This resulted in a few individuals attending the most recent Huntington Township Board meeting and inquiring about the park.
“We had a very limited crowd with nice discussion,” said Carroll.
“The biggest thing,” said Carroll, “is that it is not the township that does not want to open. We want it as bad as everyone else.”
Carroll says he loses sleep over the park being closed.
“My biggest frustration,” he explains, “is this equipment the Piddlers (Professional Piddlers Association) have built is excellent.
“I mean, it is probably better than any manufactured product that you can get.

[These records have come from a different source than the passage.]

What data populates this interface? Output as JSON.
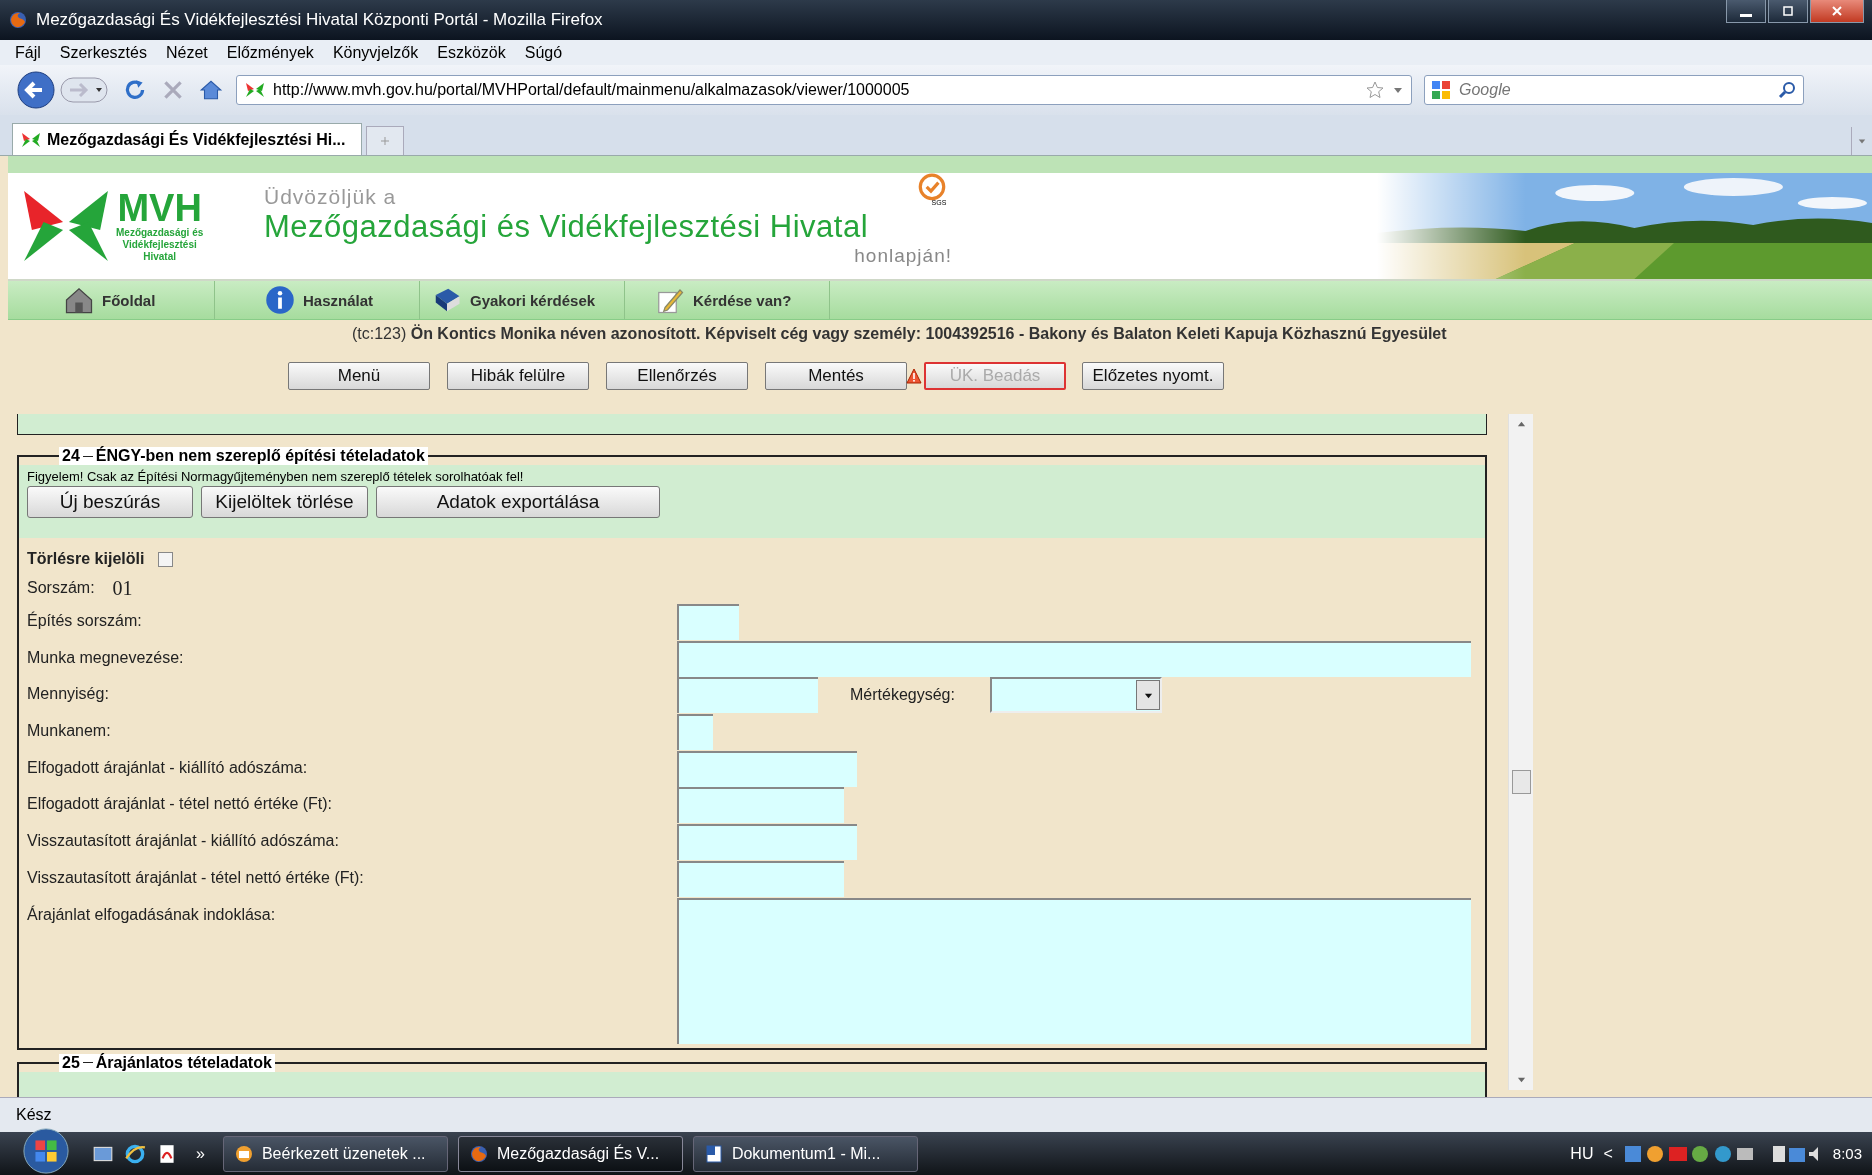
{
  "window": {
    "title": "Mezőgazdasági És Vidékfejlesztési Hivatal Központi Portál - Mozilla Firefox"
  },
  "menu": [
    "Fájl",
    "Szerkesztés",
    "Nézet",
    "Előzmények",
    "Könyvjelzők",
    "Eszközök",
    "Súgó"
  ],
  "address": {
    "url": "http://www.mvh.gov.hu/portal/MVHPortal/default/mainmenu/alkalmazasok/viewer/1000005"
  },
  "search": {
    "placeholder": "Google"
  },
  "tabs": [
    {
      "label": "Mezőgazdasági És Vidékfejlesztési Hi...",
      "selected": true
    }
  ],
  "banner": {
    "logo_text": "MVH",
    "logo_sub": [
      "Mezőgazdasági és",
      "Vidékfejlesztési",
      "Hivatal"
    ],
    "welcome": "Üdvözöljük a",
    "title": "Mezőgazdasági és Vidékfejlesztési Hivatal",
    "suffix": "honlapján!",
    "badge": "SGS",
    "picture": {
      "kind": "picture"
    }
  },
  "site_nav": [
    {
      "label": "Főoldal",
      "kind": "home"
    },
    {
      "label": "Használat",
      "kind": "info"
    },
    {
      "label": "Gyakori kérdések",
      "kind": "book"
    },
    {
      "label": "Kérdése van?",
      "kind": "pencil"
    }
  ],
  "user_info": "(tc:123) **Ön Kontics Monika néven azonosított.  Képviselt cég vagy személy: 1004392516 - Bakony és Balaton Keleti Kapuja Közhasznú Egyesület**",
  "actions": [
    {
      "label": "Menü",
      "disabled": false,
      "warning": false
    },
    {
      "label": "Hibák felülre",
      "disabled": false,
      "warning": false
    },
    {
      "label": "Ellenőrzés",
      "disabled": false,
      "warning": false
    },
    {
      "label": "Mentés",
      "disabled": false,
      "warning": true
    },
    {
      "label": "ÜK. Beadás",
      "disabled": true,
      "warning": false
    },
    {
      "label": "Előzetes nyomt.",
      "disabled": false,
      "warning": false
    }
  ],
  "section_24": {
    "number": "24",
    "title": "ÉNGY-ben nem szereplő építési tételadatok",
    "notice": "Figyelem! Csak az Építési Normagyűjteményben nem szereplő tételek sorolhatóak fel!",
    "buttons": [
      "Új beszúrás",
      "Kijelöltek törlése",
      "Adatok exportálása"
    ],
    "delete_mark": {
      "label": "Törlésre kijelöli",
      "checked": false
    },
    "serial": {
      "label": "Sorszám:",
      "value": "01"
    },
    "fields": [
      {
        "label": "Építés sorszám:",
        "kind": "input"
      },
      {
        "label": "Munka megnevezése:",
        "kind": "input"
      },
      {
        "label": "Mennyiség:",
        "kind": "input",
        "unit_label": "Mértékegység:"
      },
      {
        "label": "Munkanem:",
        "kind": "input"
      },
      {
        "label": "Elfogadott árajánlat - kiállító adószáma:",
        "kind": "input"
      },
      {
        "label": "Elfogadott árajánlat - tétel nettó értéke (Ft):",
        "kind": "input"
      },
      {
        "label": "Visszautasított árajánlat - kiállító adószáma:",
        "kind": "input"
      },
      {
        "label": "Visszautasított árajánlat - tétel nettó értéke (Ft):",
        "kind": "input"
      },
      {
        "label": "Árajánlat elfogadásának indoklása:",
        "kind": "textarea"
      }
    ]
  },
  "section_25": {
    "number": "25",
    "title": "Árajánlatos tételadatok"
  },
  "status_bar": "Kész",
  "taskbar": {
    "tasks": [
      {
        "label": "Beérkezett üzenetek ...",
        "kind": "mail",
        "selected": false
      },
      {
        "label": "Mezőgazdasági És V...",
        "kind": "browser",
        "selected": true
      },
      {
        "label": "Dokumentum1 - Mi...",
        "kind": "doc",
        "selected": false
      }
    ],
    "more": "»",
    "language": "HU",
    "tray_arrow": "<",
    "clock": "8:03"
  }
}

“It’s not the equipment that shut the park down – it’s a tire.
“We didn’t even build it.
“It’s not the equipment.
“It’s a tire.”
The Professional Piddlers Association began construction on the park in March 2017, and a grand opening was held on July 8, 2017.
The park was by and large a community effort, with the funding for the park coming in from fundraisers held over the years by the Piddlers.
The park includes balance beams, climbing walls, log roll obstacles, a military crawl, climbing ropes and many other physical challenges for young and old alike.
Carroll says he just needs an insurance company to tell him what they want.
“If they say you’re going to have to put a fence around this, you’re going to have to put cameras up, you’re going to have to supervise it, we are willing to do those things. I just don’t have anybody who has given me those options yet.”
Carroll reiterates his desire to open the park.
He says he has hopes for live music events to be held in the adjacent pavilion, with food trucks, as a weekly entertainment option at Lake Clare. However, he wants the fitness park to be open for those events.
“I don’t want all these people to come out there and say, ‘Enjoy yourselves, but don’t go play on the equipment.’”
For now, the park remains closed and will stay closed until insurance is obtained.